Norton always planned to be an architect. His father was one, and Norton played with scraps and things from his father's office. This taught him to think visually, which has carried over to his writing. He visualizes things before he begins writing about them. "I think I'd write very much differently if I didn't have that visual background."
How did he write the Phantom Tollbooth?
He had a grant to do research on cities. He realized it wasn't what he wanted to do. He went on a vacation and started to write a two- or three-page story that started to become the Phantom Tollbooth.
"The best work I do, I do trying to avoid doing something else I don't want to do. Don't knock that. It's terrific motivation."
On how he works
Norton said he never had any clear idea what was going to happen with the Phantom Tollbooth. He wrote bits and pieces, not sequentially.
He happened on a technique he's used ever since.
"I would write long conversations with the characters that didn't end up in the book." But they helped him understand their relationship and what people were thinking. "I realized I wasn't making up this dialogue. I was just eavesdropping. It was just happening."

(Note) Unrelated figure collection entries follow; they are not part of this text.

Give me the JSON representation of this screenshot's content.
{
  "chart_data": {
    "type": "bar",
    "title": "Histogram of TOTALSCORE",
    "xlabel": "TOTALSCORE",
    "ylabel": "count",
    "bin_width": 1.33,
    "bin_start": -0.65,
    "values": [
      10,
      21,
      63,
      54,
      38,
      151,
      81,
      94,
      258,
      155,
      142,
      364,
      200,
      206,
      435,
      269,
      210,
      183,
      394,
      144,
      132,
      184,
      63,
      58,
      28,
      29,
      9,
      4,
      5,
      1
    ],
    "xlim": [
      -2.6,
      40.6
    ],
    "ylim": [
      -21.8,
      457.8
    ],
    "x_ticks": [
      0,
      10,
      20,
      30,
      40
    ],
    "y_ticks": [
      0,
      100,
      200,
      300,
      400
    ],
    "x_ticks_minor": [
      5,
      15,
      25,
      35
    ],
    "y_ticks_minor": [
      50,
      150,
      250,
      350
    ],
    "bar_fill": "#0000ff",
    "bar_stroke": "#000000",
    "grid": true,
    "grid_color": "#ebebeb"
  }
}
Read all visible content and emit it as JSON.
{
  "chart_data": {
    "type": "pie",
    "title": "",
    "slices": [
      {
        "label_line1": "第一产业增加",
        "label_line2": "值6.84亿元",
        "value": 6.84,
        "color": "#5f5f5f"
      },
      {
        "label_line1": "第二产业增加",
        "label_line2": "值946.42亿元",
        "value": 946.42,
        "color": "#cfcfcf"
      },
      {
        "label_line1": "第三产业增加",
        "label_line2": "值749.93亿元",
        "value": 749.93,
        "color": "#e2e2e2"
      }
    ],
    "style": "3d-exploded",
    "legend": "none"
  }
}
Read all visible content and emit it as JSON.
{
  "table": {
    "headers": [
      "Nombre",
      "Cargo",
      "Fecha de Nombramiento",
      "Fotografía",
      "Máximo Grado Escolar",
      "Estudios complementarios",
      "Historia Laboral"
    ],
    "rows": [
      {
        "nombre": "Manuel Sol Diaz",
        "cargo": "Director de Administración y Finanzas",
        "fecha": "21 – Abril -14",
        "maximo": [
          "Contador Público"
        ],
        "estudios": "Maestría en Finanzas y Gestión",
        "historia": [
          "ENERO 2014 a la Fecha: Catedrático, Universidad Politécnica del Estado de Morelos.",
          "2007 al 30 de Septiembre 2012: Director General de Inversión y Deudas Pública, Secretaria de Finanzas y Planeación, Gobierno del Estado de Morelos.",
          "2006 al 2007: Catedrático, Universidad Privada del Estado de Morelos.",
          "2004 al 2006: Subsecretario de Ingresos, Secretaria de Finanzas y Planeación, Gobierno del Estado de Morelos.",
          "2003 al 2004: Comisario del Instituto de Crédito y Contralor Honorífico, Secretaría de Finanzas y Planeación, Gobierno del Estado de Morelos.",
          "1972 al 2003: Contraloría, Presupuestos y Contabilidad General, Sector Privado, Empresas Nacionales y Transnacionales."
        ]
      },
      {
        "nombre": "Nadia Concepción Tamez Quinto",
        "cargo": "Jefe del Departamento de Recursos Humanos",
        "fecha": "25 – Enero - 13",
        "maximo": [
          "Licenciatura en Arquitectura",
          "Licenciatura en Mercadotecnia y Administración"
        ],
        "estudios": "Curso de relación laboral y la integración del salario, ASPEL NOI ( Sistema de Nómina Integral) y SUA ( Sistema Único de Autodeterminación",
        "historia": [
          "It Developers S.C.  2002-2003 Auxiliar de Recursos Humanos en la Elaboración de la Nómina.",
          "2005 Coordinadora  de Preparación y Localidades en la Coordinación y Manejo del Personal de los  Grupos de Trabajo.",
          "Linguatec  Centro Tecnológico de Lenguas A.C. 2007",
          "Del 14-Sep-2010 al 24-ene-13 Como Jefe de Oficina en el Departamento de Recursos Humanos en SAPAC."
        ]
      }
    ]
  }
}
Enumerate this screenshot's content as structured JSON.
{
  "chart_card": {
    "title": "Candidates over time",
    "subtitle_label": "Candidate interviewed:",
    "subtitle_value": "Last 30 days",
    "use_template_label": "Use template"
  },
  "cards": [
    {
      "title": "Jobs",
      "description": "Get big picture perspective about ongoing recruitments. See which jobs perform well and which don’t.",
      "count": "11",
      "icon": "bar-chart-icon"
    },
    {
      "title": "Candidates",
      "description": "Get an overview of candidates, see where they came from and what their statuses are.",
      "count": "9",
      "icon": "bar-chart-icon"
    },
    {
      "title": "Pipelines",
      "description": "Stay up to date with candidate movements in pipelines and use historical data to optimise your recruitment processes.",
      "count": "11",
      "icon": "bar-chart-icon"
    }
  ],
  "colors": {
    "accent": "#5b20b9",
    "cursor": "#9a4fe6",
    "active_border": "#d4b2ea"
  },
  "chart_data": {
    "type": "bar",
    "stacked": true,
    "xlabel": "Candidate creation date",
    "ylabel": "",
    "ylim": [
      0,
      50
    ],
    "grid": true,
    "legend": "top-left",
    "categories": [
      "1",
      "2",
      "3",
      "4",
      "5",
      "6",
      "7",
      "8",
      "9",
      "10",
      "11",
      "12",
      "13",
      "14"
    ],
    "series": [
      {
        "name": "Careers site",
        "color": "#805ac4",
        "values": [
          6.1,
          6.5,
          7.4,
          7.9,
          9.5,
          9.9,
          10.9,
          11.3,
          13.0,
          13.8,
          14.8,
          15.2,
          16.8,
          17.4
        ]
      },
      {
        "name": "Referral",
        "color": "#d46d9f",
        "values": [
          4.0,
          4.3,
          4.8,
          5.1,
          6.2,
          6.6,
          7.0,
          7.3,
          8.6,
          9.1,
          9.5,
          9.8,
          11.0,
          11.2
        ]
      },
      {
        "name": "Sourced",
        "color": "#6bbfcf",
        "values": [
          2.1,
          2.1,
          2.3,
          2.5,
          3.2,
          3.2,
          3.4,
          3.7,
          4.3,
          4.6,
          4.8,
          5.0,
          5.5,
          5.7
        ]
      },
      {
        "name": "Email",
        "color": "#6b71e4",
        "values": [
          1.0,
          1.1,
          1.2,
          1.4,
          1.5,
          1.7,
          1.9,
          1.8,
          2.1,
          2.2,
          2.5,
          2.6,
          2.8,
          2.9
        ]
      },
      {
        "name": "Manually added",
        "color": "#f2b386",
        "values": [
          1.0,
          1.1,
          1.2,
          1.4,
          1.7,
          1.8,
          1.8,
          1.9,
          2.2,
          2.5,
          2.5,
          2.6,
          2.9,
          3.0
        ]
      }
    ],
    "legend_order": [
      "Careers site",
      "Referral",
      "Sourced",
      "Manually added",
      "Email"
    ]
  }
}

You can write a conversation between two characters from any point of view he says. It's a great exercise. "I can't write at all unless I know the characters. The plot isn't nearly as important as the people and what they mean to each other."
Norton is a list maker. He puts something on his list every day that he knows he'll be able to do. He also makes lists of words (which Leonard found in the collection of Norton's papers).
This actually happened
The copy editor of TOLLBOOTH edited out all of the word play, and the manuscript came back to him looking like someone had bled on it. "I didn't know whether to laugh or cry."
Where did Milo get his name?
Norton had a scholarship to study in Liverpool ("pre-Beatles, which shows you how old I am"). He traveled regularly to Dublin, where one member of his group was the character actor Milo O'Shea. "I just fell in love with the name. He has no idea I used that name for Milo. That same year, there was a Milo character in CATCH 22. I still love the name."